El triste papel de la empresa y su prensa

Durante años desde la pequeña tribuna de Prensa Ancashina hemos denunciado el mal accionar de la prensa de Lima que, infelizmente, es la que influencia a nivel nacional sobre temas socioeconómicos y políticos. A su acostumbrada parcialización a favor de una economía contraria al bienestar general, con sus respectivas organizaciones y personajes, lo que en estos tiempos confirmamos es su sometimiento a los objetivos más innobles de las grandes empresas.

El descarado financiamiento de las grandes empresas de la Confiep a partidos y candidatos que luego en el Congreso o en el Ejecutivo les devolvieron el favor para seguir enriqueciéndose a costa del dinero de la gente, debería ya tener una sanción incluso de prisión efectiva. El más claro ejemplo de este sucio financiamiento ha sido el de la constructora brasileña Odebrecht, que repartió dinero para las campañas a tutilimundi, a derechas e izquierdas, para asegurarse de que cualquiera que llegase al poder les devolviera la ayudita con contratos de obras millonarios.

Pero si hablamos de empresas peruanas 17 de ellas apoyaron la candidatura de Keiko Fujimori en 2011 con más de 4 millones de dólares, de acuerdo a información fiscal. Y es que el apoyo, además de no ser gratuito, supuso la distorsión de noticias y la tergiversación de las informaciones en múltiples oportunidades para engañar a la población a través de sus medios de comunicación. El más clásico recurso, el de llamar a todo aquel que se oponga a sus movidas mercantilistas, de chavista, comunista, reptiliano, illuminati, satanistas, etc.

El caso más llamativo es del Grupo Romero, dueño de Credicorp, que entregó a la campaña de Keiko 3.65 millones de dólares, mientras que Vito Rodríguez, del Grupo Gloria, le aportó USD 200 mil. Asimismo, diversas empresas de la Confiep aportaron con USD 1’250,000 con el temor que Humala llegue al gobierno, entre ellas mineras como Buenaventura y Volcan, Alicorp, y la constructora Graña y Montero.

El filo fujimorista de Kuzcynski también fue otro de los engreídos del “gran” empresariado. El Grupo Romero le dio 650 mil dólares para su campaña del 2016. El Grupo Gloria le entregó 200 mil dólares para el mismo propósito. Mineras y AFPs también fueron caritativos con este señor acusado por lobista.

Y como dijimos, esta inversión no fue gratuita. Fuerza Popular en el Congreso buscó eliminar octógonos para favorecer los productos de Gloria y del Grupo Romero. En más de una ocasión, FP intentó retrasar y modificar la ley de alimentación saludable, cuyo fin era establecer el etiquetado de octógonos y advertir sobre el contenido dañino en algunos de los productos procesados del Grupo Romero y Gloria.
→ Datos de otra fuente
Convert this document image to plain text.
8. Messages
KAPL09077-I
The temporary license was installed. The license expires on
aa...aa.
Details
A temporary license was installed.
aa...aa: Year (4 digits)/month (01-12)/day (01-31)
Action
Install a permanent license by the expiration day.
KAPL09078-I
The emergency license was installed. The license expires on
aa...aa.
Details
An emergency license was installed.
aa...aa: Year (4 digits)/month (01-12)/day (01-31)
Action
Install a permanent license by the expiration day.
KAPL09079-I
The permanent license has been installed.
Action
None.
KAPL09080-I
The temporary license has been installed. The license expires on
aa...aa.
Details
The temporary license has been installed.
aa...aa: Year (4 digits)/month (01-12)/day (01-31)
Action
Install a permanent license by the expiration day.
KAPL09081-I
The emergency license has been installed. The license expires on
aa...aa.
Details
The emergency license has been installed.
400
La prensa, su brazo político. Que la justicia le haya llegado a las grandes empresas parece desatar una ofensiva contra los fiscales anti corrupción. Qué coincidencia que hayan dado libertad tan rápidamente a los árbitros –abogados de muchas de estas empresas- que favorecieron a Odebrecht en perjuicio del Perú por cientos de millones de dólares. Qué raro que hayan liberado a la ex candidata Fujimori. Qué raro que en sus radios, diarios y canales de tv. el cuestionamiento a los fiscales Vela y Domingo Pérez se acentúe. En síntesis, Confiep y corrupción son dos términos que cada día se asemejan más. Y entonces, como dijo C. Hildebrandt, “que estos empresarios no nos hablen del futuro de la patria. Cuando lo hacen, el lavabo nos llama, el inodoro nos espera”.
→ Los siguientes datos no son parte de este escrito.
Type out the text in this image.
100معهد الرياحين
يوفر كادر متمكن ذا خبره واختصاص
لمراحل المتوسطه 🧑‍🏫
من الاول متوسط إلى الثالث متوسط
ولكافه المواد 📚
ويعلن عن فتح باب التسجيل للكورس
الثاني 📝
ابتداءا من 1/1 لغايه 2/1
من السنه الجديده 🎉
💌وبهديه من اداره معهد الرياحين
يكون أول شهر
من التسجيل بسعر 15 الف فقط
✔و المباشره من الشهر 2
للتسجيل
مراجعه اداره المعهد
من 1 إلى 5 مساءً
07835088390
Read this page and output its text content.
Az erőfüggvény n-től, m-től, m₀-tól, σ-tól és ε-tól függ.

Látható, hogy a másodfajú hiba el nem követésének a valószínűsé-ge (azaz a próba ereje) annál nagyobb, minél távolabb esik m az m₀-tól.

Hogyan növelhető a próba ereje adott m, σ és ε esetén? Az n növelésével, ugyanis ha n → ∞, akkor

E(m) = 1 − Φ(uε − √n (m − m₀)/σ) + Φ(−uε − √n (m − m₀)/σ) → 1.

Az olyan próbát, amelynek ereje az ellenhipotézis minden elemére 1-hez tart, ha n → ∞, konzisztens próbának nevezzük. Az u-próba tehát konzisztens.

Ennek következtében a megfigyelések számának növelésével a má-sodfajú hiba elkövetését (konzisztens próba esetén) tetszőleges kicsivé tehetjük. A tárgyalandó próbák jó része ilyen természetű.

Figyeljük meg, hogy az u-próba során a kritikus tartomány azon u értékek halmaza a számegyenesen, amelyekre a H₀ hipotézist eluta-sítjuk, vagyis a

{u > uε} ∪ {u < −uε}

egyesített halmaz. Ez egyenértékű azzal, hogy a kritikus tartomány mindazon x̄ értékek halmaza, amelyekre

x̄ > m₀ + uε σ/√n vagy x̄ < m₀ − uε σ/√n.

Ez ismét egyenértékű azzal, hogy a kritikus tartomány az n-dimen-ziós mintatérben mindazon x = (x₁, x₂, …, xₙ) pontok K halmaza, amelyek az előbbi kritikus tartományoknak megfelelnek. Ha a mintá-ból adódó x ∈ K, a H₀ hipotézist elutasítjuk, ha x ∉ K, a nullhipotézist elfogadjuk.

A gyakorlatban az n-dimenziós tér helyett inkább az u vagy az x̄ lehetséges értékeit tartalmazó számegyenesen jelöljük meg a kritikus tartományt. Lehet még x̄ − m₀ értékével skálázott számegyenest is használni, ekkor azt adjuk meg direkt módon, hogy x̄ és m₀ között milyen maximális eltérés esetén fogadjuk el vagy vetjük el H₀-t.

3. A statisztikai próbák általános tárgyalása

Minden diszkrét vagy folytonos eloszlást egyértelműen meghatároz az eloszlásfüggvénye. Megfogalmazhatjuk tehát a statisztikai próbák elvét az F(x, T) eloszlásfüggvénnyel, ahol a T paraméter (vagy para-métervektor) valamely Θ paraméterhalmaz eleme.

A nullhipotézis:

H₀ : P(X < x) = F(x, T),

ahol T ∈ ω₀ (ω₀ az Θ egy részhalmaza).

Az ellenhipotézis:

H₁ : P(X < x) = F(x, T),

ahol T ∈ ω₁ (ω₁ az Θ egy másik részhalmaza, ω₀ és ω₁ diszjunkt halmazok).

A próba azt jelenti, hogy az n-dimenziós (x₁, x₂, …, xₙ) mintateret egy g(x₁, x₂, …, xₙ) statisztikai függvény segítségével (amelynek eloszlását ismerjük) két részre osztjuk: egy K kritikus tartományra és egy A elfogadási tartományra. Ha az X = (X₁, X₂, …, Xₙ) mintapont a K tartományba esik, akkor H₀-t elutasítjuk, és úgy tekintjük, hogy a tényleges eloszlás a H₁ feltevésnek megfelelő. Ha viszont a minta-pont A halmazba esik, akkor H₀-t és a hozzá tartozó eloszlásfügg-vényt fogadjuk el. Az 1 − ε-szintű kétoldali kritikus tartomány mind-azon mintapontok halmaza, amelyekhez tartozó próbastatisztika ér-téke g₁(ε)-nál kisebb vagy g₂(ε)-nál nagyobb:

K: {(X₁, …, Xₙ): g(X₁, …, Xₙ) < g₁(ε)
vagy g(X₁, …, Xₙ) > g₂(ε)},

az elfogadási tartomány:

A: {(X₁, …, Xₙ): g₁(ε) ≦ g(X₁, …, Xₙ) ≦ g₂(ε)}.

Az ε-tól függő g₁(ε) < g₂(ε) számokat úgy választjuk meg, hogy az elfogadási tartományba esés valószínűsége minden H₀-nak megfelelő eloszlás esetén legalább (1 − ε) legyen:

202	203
Finalmente, debemos tener mucho cuidado con las informaciones que sobre política y economía suelta la prensa de Lima. Miren no más el show que arman alrededor de la excarcelación de la jefa de FP, miren la novela de victimización que recrean con las hollywoodenses lágrimas de su marido Mark Vitto. Recuerden que esos medios de comunicación se mantienen gracias a la publicidad de estas empresas que recibieron beneficios con Fujimori en los 90s y que hoy financian la campaña de la hija. No se dejen sorprender. Por eso es urgente transparentar las fuentes de financiamiento electoral. Ello evitará el ingreso de fuentes ilícitas de dinero, pero también pondrá límite a la intervención oculta de ciertos personajes como las cabezas de los grupos Credicorp o Gloria, cuyo poderío económico les hace creer que están por encima de la ley.